Tussenstand van de multimodale reisplanner

woensdag 7 mei 2014
timer 5 min
Het ministerie van Infrastructuur en Milieu werkt samen met de provincie Noord-Brabant aan het project Multimodale Reisinformatie (MMRI) als onderdeel van het programma Beter Benutten. Binnen MMRI zijn eind vorig jaar vijf nieuwe reisplanners gerealiseerd die real-time ov-reisinformatie bieden met een bewakings- en adviesfunctionaliteit. Een belangrijke eerste mijlpaal. De opgedane kennis wordt nu breed verspreid onder commerciële partijen voor verdere ontwikkeling en toepassing. Maar hoe ver is het met de multimodale reisplanner en wat is er nog nodig voordat deze daadwerkelijk beschikbaar is voor de reiziger?

Een multimodale reisplanner, een persoonlijke superapp die de drie hoofdmodaliteiten OV, auto en fiets met elkaar verbindt, kan reizigers bewuster en eenvoudig betere keuzes laten maken, wat betere bereikbaarheid en een betere luchtkwaliteit kan opleveren. “Het voordeel voor de reiziger is dat het een gedetailleerd advies geeft op persoonlijke voorkeur”, aldus Gerbrand Klijn van de provincie Noord-Brabant, tevens projectleider van MMRI. “De planners die er nu zijn, koppelen echter nog losse planners aan elkaar. In het optimale scenario is er één ‘Super Planner’ die landelijke dekking biedt.” Joep Dickhaut van Movinnio vult aan: “Onzekerheid is het belangrijkste obstakel bij overstappen, iets wat een multimodale planner kan wegnemen. Het gaat de mobilist niet om beter OV-gebruik, maar om goed inzicht in de reiskeuzes en de voordelen die dit biedt. Een reisplanner geeft die mogelijkheid als die echt multimodaal is, voldoende informatie biedt over het overstappen en gebruikersvriendelijk is.”

 

Ontwikkeling ‘on hold’

“We waren voornemens de reisplanners als vervolgstap eind 2014 al multimodaal op te leveren”, vertelt Klijn. “Maar op verzoek van het ministerie is dit ‘on hold’ gezet, vanwege de vragen of het de investering waard is en wat de effecten zullen zijn.

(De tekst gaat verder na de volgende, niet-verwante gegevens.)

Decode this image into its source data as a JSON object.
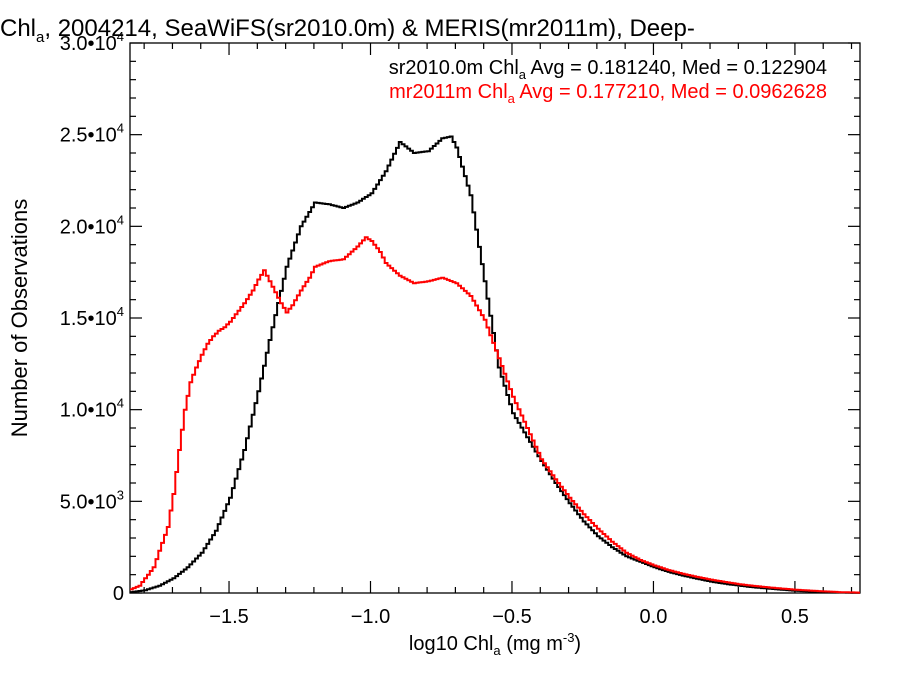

Waarschijnlijk vindt de doorontwikkeling pas plaats in fase II van het Beter Benutten programma.” Zelf ziet Klijn de waarde van investeren: “Niet alleen bied je de reiziger een veel dienstbaarder advies, de bestaande producten worden er vanzelfsprekend ook sneller van én beter schaalbaar voor dienstverleners. Laatste is relevant voor planners op Europese schaal. De businesscase voor dienstverleners is daarnaast lastig, dus enige ondersteuning vanuit de overheid kan wonderen doen. De planners die nu beschikbaar zijn, zijn open source, krijgen aandacht van Europese partners als Co-Cities en SUPERHUB en er wordt zoals wij zien goed gebruik van gemaakt. Al zie je tussen de verschillende marktpartijen duidelijke verschillen; het gebruik is positief!” Jef Heyse van Radiuz, aanbieder van zakelijke mobiliteitskaarten en tevens ontwikkelaar van een reisplanner, stelt dat er momenteel twee bètaplanners op de markt zijn die daadwerkelijk multimodaal zijn: Go About en Seatz Network.

 

“Gebrek aan businesscase houdt ontwikkeling tegen”

Dickhaut: “Er zijn diverse – degelijke maar overheid gestuurde – initiatieven om tot een multimodale reisplanner te komen, maar ik heb nog geen planner ontdekt die de hoofdmodaliteiten auto, OV én fiets combineert. Het kernprobleem ligt in het feit dat er een lastige businesscase is. Er is geen belanghebbende organisatie die er beter van wordt als er meer ketenreizen worden gemaakt. Een mogelijk alternatief is een belanghebbende partij verleiden met een demoproject, waarmee wordt aangetoond dat het kan en dat doorontwikkeling niet nagelaten moet worden.” Heyse kan zich hier wel in vinden. “Wij hebben vier jaar geleden geïnvesteerd in een multimodale reisplanner, als aanvulling op de zakelijke mobiliteitskaarten. Wij stoppen echter met de doorontwikkeling omdat de kosten te hoog zijn. Voor ons is het een bijproduct, een aanvulling op de bestaande diensten.” Lammers reageert: “Wij zien wel degelijk een businesscase: reizigers vlot van deur tot deur helpen. Al moet ik toegeven dat de financiële steun van de overheid de ontwikkeling heeft doen versnellen. De overheid kan helpen innovatie te versnellen en op deze manier dit kip-ei probleem te doorbreken. Vooral in het gebruik van open data hebben ze hierin een sturende rol gehad.” Jaap Lageman van SeatZ Network, een social network met de focus op mobiliteit, vult aan: “Ook wij geloven juist in onze propositie, waarbij we echt inspelen op het beter benutten van het totale aanbod en het op 'real-time’ basis matchen van vraag en aanbod. De gunning bij de eerste aanbesteding van de Verkeersonderneming in Rotterdam, waarbij commerciële levensvatbaarheid een van de harde gunningscriteria was, onderstreept dit.”

 

Wanneer kan reiziger écht multimodaal plannen?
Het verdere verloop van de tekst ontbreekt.